Spreading his wings a bit, Campbell spent some time in the early 70s
in Mississippi and California playing gigs and traveling in country
cover bands, but he eventually returned to New York City. Beginning
in the late 70s, Larry was a member of Woodstock Mountains Revue, a
unique folk group that featured Artie and Happy Traum, Pat Alger,
Jim Rooney, Bill Keith, John Herald and John Sebastian. Guest
artists like Maria Muldaur, Rory Block, Eric Andersen, Paul
Butterfield and Paul Siebel joined the group for recordings. The
Revue recorded five classic albums for Rounder Records, and although
50 of their tracks are now out-of-print, the band is widely
considered one of the premier folk groups of the time.
The Lone
Star and City Limits
In the country vein, he regularly played steel guitar with Kinky
Friedman at The Lone Star Café. (Friedman mentions Campbell in three
of his books: A Case of Lone Star, Musical Chairs and
Blast From The Past.) He played with many other artists at The
Lone Star Café, including Willie Nelson and The Band, when he first
met Levon Helm. Campbell would also play steel or fiddle with local
bands at City Limits.
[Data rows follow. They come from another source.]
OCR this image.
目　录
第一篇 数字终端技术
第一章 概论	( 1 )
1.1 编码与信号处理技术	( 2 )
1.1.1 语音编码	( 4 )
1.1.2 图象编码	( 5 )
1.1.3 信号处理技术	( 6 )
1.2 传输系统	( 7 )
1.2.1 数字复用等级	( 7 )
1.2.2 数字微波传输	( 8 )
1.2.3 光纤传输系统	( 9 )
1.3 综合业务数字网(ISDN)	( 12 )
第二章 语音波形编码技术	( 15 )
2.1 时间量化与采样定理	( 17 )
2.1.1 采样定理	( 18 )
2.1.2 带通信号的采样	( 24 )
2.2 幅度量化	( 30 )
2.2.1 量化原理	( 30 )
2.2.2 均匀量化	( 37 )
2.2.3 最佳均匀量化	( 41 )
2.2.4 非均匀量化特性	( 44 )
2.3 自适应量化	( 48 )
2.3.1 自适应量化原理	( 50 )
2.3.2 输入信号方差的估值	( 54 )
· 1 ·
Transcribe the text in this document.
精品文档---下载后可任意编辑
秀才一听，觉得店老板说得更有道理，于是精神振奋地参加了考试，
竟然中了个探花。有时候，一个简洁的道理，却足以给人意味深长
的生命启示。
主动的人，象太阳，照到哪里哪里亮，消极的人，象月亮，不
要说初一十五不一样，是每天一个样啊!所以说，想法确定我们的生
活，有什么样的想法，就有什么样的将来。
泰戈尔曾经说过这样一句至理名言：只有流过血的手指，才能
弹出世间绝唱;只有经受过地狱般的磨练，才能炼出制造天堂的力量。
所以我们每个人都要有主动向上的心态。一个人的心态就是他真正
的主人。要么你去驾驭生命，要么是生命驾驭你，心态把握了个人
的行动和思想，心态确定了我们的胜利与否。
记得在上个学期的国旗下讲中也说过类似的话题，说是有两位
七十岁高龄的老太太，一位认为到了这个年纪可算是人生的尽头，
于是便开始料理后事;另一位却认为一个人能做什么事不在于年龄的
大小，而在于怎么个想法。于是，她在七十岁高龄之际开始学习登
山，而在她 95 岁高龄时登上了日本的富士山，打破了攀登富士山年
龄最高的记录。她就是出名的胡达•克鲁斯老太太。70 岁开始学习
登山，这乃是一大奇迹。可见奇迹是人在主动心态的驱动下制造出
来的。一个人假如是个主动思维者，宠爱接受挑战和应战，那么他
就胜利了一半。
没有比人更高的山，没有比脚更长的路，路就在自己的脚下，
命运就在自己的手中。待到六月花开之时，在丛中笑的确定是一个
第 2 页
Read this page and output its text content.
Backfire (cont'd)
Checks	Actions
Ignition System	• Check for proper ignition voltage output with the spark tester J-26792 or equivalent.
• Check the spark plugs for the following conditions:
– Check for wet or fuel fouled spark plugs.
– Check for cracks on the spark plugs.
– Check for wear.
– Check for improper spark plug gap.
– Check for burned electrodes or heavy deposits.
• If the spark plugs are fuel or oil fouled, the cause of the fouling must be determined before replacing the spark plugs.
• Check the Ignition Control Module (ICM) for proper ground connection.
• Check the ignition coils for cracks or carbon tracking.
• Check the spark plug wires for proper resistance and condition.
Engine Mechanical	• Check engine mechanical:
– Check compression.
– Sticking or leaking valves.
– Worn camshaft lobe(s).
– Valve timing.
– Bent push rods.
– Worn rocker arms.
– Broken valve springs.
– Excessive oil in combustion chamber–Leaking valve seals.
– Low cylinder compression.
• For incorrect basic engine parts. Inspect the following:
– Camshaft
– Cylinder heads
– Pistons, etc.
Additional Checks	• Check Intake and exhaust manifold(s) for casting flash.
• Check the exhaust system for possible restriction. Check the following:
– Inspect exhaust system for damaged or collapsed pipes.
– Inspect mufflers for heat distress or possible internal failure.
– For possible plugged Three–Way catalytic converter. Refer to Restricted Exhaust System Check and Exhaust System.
Campbell played in an electric country/
bluegrass band fronted by John Herald, and another band with Dennis
Blair, Nightlife, along with Billy and Bruce Lang. He would
regularly sub for the steel guitarist in a Western Swing band, The
Dixie Doughboys.
Around
this time, he met and worked with Jim Lauderdale, Buddy and Julie
Miller, Lincoln Schleifer, John Leventhal, Soozie Tyrell, Tony
Garnier and Shawn Colvin in various bands and clubs in New York
City. He joined The Buddy Miller Band in 1980 and had regular gigs
at The Lone Star and City Limits. When Miller left the band, it
became The Shawn Colvin Band. Campbell also played in Doug Sahm's
Sir Douglas Quintet, The Greg Trooper Band, Floyd Domingo's western
swing band, Stan Bronstein’s band Swing Fever and The Happy Traum
Band. He also performed with Tommie Joe White, David Johansen, Marc
Cohn, Bob Belden, and Tanya Tucker.
On
Broadway and the Radio
and at the Midnight Ramble
In the ‘80s, Campbell contributed his talents to several
musicals. In 1982, he joined the orchestra of Alaska The Musical
playing fiddle, acoustic and electric guitar, pedal steel and
banjo. He also played in the orchestra for Big River
in 1985 and Rhythm Ranch in 1989. He played pedal steel,
banjo, fiddle and guitar for the several-year run of The Will
Rogers Follies, which opened, on Broadway in 1991.
Campbell appeared on Howard Stern's radio show in 1995 with Cyndi
Lauper, but nowadays is more likely to be heard on the Imus in
the Morning radio show, where he has appeared on numerous
occasions, several times with Kinky Friedman and, most recently,
with Levon Helm.
Helm’s
Midnight Rambles are held several times a month at his studio in
Woodstock. They are modeled on the Southern medicine shows of his
youth and he has invited some of the most notable entertainers and
musicians of our time to perform there. It’s also the best place to
witness Campbell’s virtuosity and style up close.